Mettre en place un diagnostic en marchant

Les diagnostics en marchant

Concert’à l’Ouest vous propose des outils en « open source » pour accompagner nos collectivités de l’Ouest dans leurs démarches, ce mois de Juin 2026 ce sont les diagnostics en marchant qui sont à l’honneur !

Etudier les besoins des usagers avec les diagnostics en marchant 

On fantasme très souvent la participation citoyenne, sur des projets d’envergure, avec un pouvoir décisionnel fort, intégrant des centaines de participants, etc. Pourtant certains outils, comme le diagnostic en marchant, brillent par leur simplicité s’ils sont menés stratégiquement. 

Qu’est-ce qu’un diagnostic en marchant ? 

Il s’agit d’un outil, d’un type d’atelier, il a tout de même la spécificité de pouvoir se suffire à lui-même.  

Le concept est rudimentaire, on va tracer un parcours dans une collectivité, souvent réalisable en moins de 2h. On fera ce parcours avec les usagers et seront relevés : l’ensemble des éléments qui paraissent important pour ces connaisseurs du terrain. Par exemple : cette plaque d’égout est instable, cette haie est trop haute et diminue la visibilité des voitures sur un passage piéton, etc.  
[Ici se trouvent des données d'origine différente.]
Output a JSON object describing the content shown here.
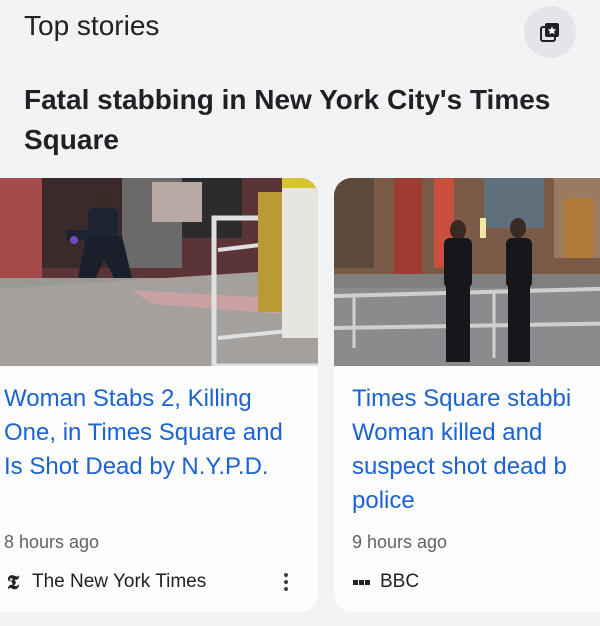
{
  "section": {
    "title": "Top stories",
    "action_icon": "star-bookmark-icon"
  },
  "story": {
    "headline": "Fatal stabbing in New York City's Times Square"
  },
  "cards": [
    {
      "title": "Woman Stabs 2, Killing One, in Times Square and Is Shot Dead by N.Y.P.D.",
      "time": "8 hours ago",
      "source": "The New York Times",
      "source_icon": "nyt-logo-icon"
    },
    {
      "title": "Times Square stabbi Woman killed and suspect shot dead b police",
      "title_lines": [
        "Times Square stabbi",
        "Woman killed and",
        "suspect shot dead b",
        "police"
      ],
      "time": "9 hours ago",
      "source": "BBC",
      "source_icon": "bbc-logo-icon"
    }
  ],
  "colors": {
    "link": "#1a63d0",
    "background": "#f2f3f4",
    "card": "#fdfdfd"
  }
}
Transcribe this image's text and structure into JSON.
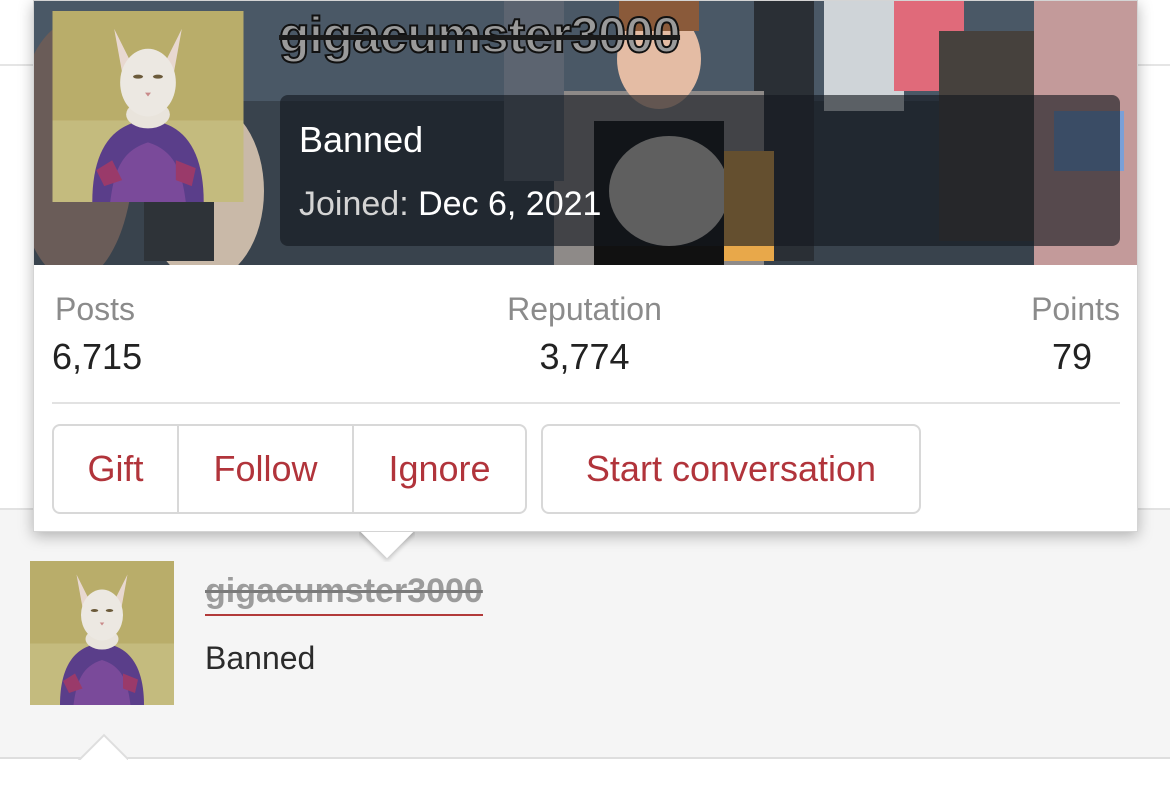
{
  "tooltip": {
    "username": "gigacumster3000",
    "status": "Banned",
    "joined_label": "Joined:",
    "joined_date": "Dec 6, 2021",
    "stats": [
      {
        "label": "Posts",
        "value": "6,715"
      },
      {
        "label": "Reputation",
        "value": "3,774"
      },
      {
        "label": "Points",
        "value": "79"
      }
    ],
    "buttons": {
      "gift": "Gift",
      "follow": "Follow",
      "ignore": "Ignore",
      "start_conversation": "Start conversation"
    }
  },
  "post": {
    "username": "gigacumster3000",
    "user_title": "Banned"
  },
  "colors": {
    "action": "#b1343b",
    "muted": "#8b8b8b",
    "username_strike": "#9a9a9a"
  },
  "icons": {
    "avatar": "cat-in-sweater-avatar",
    "banner": "profile-banner-photo"
  }
}
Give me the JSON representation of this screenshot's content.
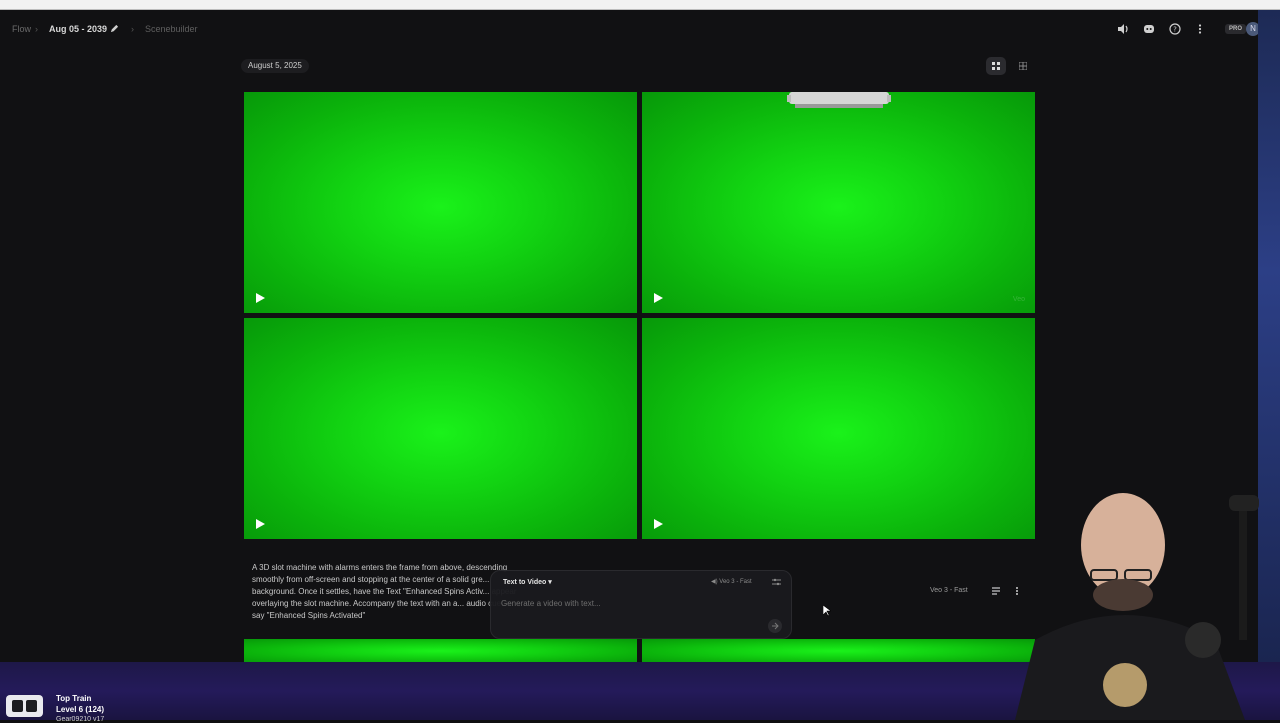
{
  "breadcrumb": {
    "root": "Flow",
    "project": "Aug 05 - 2039",
    "scene": "Scenebuilder"
  },
  "header": {
    "pro_badge": "PRO",
    "avatar_initial": "N"
  },
  "date_chip": "August 5, 2025",
  "tiles": [
    {
      "watermark": ""
    },
    {
      "watermark": "Veo"
    },
    {
      "watermark": ""
    },
    {
      "watermark": ""
    }
  ],
  "prompt": {
    "text": "A 3D slot machine with alarms enters the frame from above, descending smoothly from off-screen and stopping at the center of a solid gre... background. Once it settles, have the Text \"Enhanced Spins Activ... appear overlaying the slot machine. Accompany the text with an a... audio cue to say \"Enhanced Spins Activated\""
  },
  "composer": {
    "mode_label": "Text to Video",
    "model_label": "Veo 3 - Fast",
    "placeholder": "Generate a video with text..."
  },
  "row_model": "Veo 3 - Fast",
  "taskbar": {
    "title": "Top Train",
    "level": "Level 6  (124)",
    "sub": "Gear09210 v17"
  },
  "colors": {
    "green_screen": "#16e016",
    "background": "#111113"
  }
}
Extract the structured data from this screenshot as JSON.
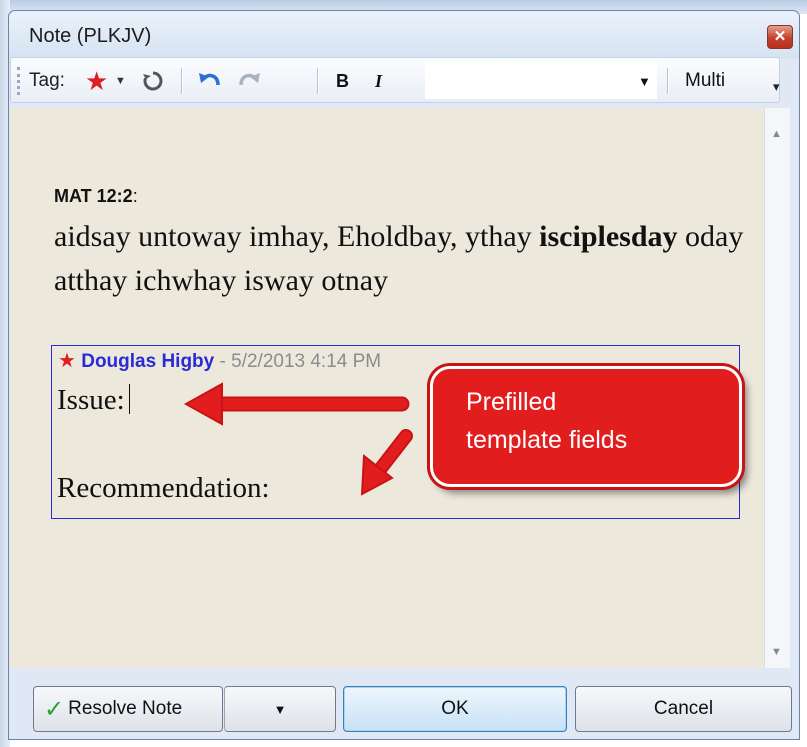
{
  "window": {
    "title": "Note (PLKJV)",
    "close_glyph": "✕"
  },
  "toolbar": {
    "tag_label": "Tag:",
    "tag_icon": "star-icon",
    "bold_label": "B",
    "italic_label": "I",
    "font_value": "",
    "multi_label": "Multi"
  },
  "content": {
    "reference": "MAT 12:2",
    "reference_suffix": ":",
    "verse_part1": "aidsay untoway imhay, Eholdbay, ythay",
    "verse_bold": "isciplesday",
    "verse_part2": "oday atthay ichwhay isway otnay"
  },
  "note": {
    "author": "Douglas Higby",
    "separator": " - ",
    "date": "5/2/2013 4:14 PM",
    "field_issue": "Issue:",
    "field_recommendation": "Recommendation:"
  },
  "callout": {
    "line1": "Prefilled",
    "line2": "template fields"
  },
  "buttons": {
    "resolve_label": "Resolve Note",
    "ok_label": "OK",
    "cancel_label": "Cancel"
  },
  "colors": {
    "accent_red": "#e21d1d",
    "note_border": "#2a2ad6",
    "editor_bg": "#ece9dc"
  }
}
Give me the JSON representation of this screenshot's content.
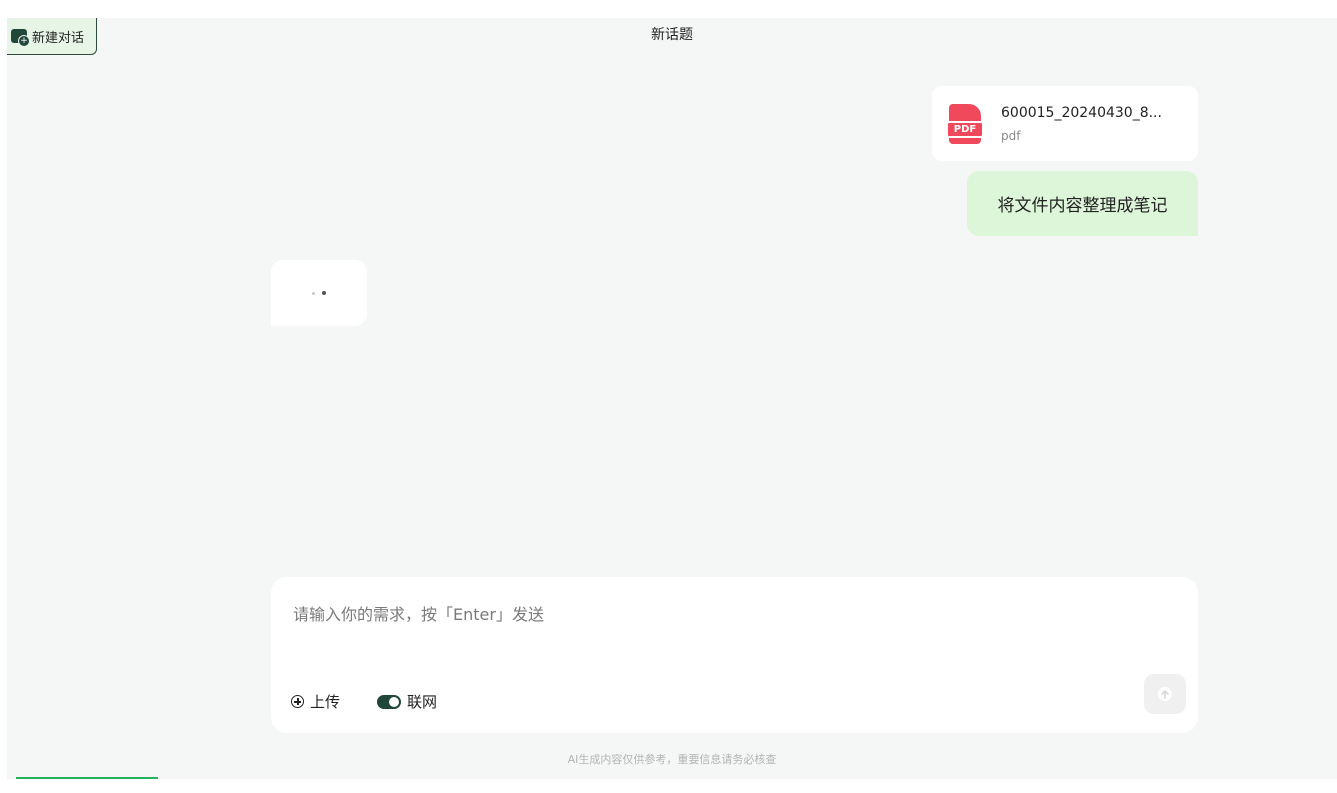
{
  "header": {
    "new_chat_label": "新建对话",
    "topic_title": "新话题"
  },
  "conversation": {
    "attachment": {
      "file_name": "600015_20240430_8...",
      "file_type": "pdf",
      "badge": "PDF"
    },
    "user_message": "将文件内容整理成笔记",
    "assistant_status": "loading"
  },
  "composer": {
    "placeholder": "请输入你的需求，按「Enter」发送",
    "value": "",
    "upload_label": "上传",
    "web_label": "联网",
    "web_enabled": true
  },
  "footer": {
    "disclaimer": "AI生成内容仅供参考，重要信息请务必核查"
  },
  "colors": {
    "accent": "#21463a",
    "user_bubble": "#ddf5d9",
    "pdf_red": "#f0495c",
    "progress_green": "#27b35d"
  }
}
C’est un recensement des problèmes du quotidien sur un périmètre donné en se basant sur l’expertise d’usage de ses habitants.  

Pour en revenir à cette conception du diagnostic en marchant comme un outil potentiellement autonome ? En tant qu’outil, il peut être intégré à une stratégie de participation plus large, par exemple dans la création d’un parc municipale pour cerner les déplacements des usagers et les aménagements nécessaires (comme des bancs afin de faciliter la mobilité des PMR vers le lieu).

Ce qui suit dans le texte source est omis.